The 66-year-old man who was hospitalized after being mauled by a pack of dogs has died from his injuries, prompting renewed calls for action on what residents say has been a long-standing problem of stray and dangerous dogs in the area.

In the immediate aftermath of the attack, Free Town Member of Parliament Lincoln Deal II described the incident as deeply troubling and revealed that residents had repeatedly voiced concerns about packs of dogs roaming the community.

“For some time, residents have expressed concerns about packs of stray and dangerous dogs in the area and the risk they pose to the public, particularly children and senior citizens,” Deal said at the time.

The MP warned that the attack underscored the urgency of addressing those concerns before another serious incident occurred.

Today, with the victim’s death confirmed, those remarks carry even greater weight.

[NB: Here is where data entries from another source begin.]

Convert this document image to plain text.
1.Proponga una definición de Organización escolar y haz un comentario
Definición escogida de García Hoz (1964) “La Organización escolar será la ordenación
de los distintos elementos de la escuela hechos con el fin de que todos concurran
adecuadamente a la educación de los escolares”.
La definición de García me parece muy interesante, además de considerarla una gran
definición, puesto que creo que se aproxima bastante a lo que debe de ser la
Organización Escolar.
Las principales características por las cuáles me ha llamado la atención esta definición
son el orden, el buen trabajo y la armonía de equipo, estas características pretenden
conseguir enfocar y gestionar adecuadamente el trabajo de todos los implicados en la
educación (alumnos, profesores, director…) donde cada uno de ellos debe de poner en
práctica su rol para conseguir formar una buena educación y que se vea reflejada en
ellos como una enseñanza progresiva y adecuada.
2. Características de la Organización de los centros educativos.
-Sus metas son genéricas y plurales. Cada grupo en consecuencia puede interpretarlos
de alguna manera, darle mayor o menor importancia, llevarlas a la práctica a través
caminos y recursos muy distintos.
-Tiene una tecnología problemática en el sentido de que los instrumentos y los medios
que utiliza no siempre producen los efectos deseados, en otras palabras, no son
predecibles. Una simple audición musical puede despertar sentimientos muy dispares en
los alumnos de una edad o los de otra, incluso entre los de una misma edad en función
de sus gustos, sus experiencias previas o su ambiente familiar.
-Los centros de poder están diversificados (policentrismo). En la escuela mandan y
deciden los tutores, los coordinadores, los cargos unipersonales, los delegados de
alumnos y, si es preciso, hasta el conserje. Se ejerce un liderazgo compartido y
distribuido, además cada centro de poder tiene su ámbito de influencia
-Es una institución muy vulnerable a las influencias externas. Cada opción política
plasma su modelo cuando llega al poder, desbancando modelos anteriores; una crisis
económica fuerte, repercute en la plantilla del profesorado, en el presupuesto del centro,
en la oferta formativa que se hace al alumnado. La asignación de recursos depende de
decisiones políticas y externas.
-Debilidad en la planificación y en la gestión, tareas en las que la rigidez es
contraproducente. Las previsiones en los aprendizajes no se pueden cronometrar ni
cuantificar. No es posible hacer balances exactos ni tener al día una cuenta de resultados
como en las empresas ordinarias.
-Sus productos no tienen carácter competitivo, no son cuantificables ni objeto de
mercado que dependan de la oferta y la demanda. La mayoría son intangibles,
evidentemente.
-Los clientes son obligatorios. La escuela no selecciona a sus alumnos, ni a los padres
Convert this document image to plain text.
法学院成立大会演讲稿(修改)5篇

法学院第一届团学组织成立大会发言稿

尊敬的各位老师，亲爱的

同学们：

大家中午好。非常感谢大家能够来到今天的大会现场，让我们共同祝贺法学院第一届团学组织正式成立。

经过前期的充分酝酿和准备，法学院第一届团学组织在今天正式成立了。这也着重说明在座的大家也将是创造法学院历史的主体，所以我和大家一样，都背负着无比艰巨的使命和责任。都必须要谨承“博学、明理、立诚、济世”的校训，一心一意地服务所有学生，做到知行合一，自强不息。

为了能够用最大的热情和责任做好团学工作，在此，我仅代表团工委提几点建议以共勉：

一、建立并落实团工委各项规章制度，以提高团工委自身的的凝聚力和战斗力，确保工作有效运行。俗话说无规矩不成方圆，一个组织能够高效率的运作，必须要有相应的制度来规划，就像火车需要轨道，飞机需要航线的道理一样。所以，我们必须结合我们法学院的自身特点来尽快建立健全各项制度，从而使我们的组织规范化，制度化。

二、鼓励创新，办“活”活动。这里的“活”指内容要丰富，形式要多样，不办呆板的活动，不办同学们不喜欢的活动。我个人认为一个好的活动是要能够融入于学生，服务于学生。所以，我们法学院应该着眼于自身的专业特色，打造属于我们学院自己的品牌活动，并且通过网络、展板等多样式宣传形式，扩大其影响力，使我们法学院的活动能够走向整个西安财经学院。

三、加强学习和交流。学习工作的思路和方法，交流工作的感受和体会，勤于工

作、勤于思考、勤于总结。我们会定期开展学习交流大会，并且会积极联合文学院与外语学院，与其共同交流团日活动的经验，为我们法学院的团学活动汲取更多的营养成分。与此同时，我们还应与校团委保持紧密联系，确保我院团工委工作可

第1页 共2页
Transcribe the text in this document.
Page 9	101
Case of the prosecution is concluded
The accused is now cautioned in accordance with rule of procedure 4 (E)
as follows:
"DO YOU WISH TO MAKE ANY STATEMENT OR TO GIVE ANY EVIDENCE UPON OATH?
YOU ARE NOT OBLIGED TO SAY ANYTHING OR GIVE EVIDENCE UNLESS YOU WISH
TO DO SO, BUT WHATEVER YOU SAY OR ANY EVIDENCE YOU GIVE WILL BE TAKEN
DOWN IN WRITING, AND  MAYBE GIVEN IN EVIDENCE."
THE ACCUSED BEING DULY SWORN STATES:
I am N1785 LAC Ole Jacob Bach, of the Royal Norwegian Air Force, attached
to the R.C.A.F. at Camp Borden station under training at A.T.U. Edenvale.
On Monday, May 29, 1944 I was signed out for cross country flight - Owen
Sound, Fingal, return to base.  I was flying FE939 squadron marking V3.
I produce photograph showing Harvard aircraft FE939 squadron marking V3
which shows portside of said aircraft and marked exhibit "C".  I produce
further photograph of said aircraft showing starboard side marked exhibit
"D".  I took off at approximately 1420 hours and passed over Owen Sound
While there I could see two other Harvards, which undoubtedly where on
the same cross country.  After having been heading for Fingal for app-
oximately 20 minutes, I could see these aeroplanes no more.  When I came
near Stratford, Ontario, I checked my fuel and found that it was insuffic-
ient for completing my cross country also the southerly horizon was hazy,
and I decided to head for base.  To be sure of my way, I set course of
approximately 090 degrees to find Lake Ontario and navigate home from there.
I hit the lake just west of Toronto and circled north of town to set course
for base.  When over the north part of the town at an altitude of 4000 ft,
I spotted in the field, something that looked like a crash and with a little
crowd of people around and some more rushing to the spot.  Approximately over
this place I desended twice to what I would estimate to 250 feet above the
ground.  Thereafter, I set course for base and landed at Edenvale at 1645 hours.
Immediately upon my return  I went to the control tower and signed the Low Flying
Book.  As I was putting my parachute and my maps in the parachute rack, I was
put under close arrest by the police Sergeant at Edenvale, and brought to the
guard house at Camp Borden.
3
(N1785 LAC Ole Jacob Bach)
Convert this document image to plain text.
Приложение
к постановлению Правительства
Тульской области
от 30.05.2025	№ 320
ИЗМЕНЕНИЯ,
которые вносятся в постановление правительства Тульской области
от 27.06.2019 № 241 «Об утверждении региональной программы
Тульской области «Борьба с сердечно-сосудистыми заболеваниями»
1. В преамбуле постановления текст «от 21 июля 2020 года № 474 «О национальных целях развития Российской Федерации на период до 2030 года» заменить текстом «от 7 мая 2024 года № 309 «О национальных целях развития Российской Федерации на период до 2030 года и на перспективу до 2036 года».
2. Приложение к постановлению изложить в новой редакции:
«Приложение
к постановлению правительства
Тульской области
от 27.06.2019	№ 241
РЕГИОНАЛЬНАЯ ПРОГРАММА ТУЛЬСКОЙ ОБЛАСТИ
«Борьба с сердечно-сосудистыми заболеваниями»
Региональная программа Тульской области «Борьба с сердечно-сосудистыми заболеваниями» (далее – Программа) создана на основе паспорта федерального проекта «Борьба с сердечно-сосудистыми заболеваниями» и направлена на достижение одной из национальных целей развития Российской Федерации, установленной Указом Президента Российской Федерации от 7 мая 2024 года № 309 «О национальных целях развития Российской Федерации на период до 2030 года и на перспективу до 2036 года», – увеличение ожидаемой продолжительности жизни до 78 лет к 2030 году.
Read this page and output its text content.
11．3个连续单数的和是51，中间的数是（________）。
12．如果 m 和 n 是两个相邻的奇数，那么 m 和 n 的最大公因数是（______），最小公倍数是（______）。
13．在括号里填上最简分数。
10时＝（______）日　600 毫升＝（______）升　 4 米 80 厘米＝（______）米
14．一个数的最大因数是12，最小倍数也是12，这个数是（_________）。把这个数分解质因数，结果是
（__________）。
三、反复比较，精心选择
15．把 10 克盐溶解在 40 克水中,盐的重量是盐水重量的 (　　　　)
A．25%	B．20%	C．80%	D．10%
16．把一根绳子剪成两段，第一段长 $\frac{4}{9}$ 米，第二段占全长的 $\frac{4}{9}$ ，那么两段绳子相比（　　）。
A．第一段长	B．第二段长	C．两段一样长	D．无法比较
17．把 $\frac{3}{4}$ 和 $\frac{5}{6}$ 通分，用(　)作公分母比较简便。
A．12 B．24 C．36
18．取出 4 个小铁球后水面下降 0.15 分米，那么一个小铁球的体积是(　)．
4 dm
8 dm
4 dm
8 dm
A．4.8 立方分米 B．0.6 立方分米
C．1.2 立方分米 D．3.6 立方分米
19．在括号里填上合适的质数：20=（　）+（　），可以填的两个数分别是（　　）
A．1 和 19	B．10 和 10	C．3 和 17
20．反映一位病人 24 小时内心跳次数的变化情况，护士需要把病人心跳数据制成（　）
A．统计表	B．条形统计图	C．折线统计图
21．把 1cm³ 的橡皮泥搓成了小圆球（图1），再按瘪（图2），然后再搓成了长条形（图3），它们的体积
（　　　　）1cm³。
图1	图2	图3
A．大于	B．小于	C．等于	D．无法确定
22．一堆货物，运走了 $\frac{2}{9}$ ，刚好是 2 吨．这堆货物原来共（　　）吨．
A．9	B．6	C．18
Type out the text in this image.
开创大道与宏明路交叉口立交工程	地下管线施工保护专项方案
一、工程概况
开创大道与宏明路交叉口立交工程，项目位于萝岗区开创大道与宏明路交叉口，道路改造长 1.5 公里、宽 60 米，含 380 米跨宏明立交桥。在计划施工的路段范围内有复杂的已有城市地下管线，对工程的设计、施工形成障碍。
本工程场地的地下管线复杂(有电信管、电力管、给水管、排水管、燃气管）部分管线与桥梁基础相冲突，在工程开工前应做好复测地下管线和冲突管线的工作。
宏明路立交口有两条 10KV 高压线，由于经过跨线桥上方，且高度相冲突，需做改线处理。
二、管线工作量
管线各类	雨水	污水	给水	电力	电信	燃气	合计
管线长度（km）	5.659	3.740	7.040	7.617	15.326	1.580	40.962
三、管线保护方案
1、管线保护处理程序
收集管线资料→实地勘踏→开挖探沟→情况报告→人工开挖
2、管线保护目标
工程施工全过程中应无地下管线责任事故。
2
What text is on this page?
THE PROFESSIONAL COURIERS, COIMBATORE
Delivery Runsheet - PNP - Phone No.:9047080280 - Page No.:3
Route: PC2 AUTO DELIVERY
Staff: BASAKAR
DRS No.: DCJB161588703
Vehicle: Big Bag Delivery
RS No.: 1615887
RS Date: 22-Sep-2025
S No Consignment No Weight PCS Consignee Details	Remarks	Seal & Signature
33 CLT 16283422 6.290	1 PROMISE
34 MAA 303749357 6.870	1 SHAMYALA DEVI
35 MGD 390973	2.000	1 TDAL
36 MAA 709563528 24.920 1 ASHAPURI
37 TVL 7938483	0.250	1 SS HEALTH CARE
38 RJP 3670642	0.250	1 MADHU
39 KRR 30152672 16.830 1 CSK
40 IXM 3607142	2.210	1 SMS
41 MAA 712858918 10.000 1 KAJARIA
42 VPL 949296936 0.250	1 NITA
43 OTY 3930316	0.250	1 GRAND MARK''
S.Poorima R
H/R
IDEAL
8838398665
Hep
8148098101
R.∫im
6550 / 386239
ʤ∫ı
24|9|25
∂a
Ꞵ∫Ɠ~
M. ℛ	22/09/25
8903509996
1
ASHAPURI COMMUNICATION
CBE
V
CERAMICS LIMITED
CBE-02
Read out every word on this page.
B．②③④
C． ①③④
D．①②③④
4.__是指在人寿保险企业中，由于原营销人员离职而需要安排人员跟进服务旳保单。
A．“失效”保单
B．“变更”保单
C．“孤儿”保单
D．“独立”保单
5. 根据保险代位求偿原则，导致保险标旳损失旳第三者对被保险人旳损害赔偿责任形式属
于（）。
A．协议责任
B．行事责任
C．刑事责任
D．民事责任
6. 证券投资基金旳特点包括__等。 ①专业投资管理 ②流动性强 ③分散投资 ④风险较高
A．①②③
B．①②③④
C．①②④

Deal said he had spoken with the victim’s family following the attack and pledged to engage the relevant authorities to determine what immediate steps could be taken to improve public safety in the affected area.

The incident has also reignited concerns about responsible pet ownership, enforcement of animal control regulations and the management of stray animals in residential communities.

While investigations continue, many residents are asking whether the fatal attack could have been prevented had earlier complaints been addressed more aggressively.

The tragedy has drawn widespread sympathy across New Providence and renewed discussion about the dangers posed by uncontrolled dogs, particularly to elderly residents and children.

For many in Kemp Road, the loss of a community member has transformed what was once viewed as a neighbourhood nuisance into a matter of life and death.

Authorities have not yet released additional details regarding the circumstances surrounding the attack or any actions that may be taken against the owners of the dogs involved.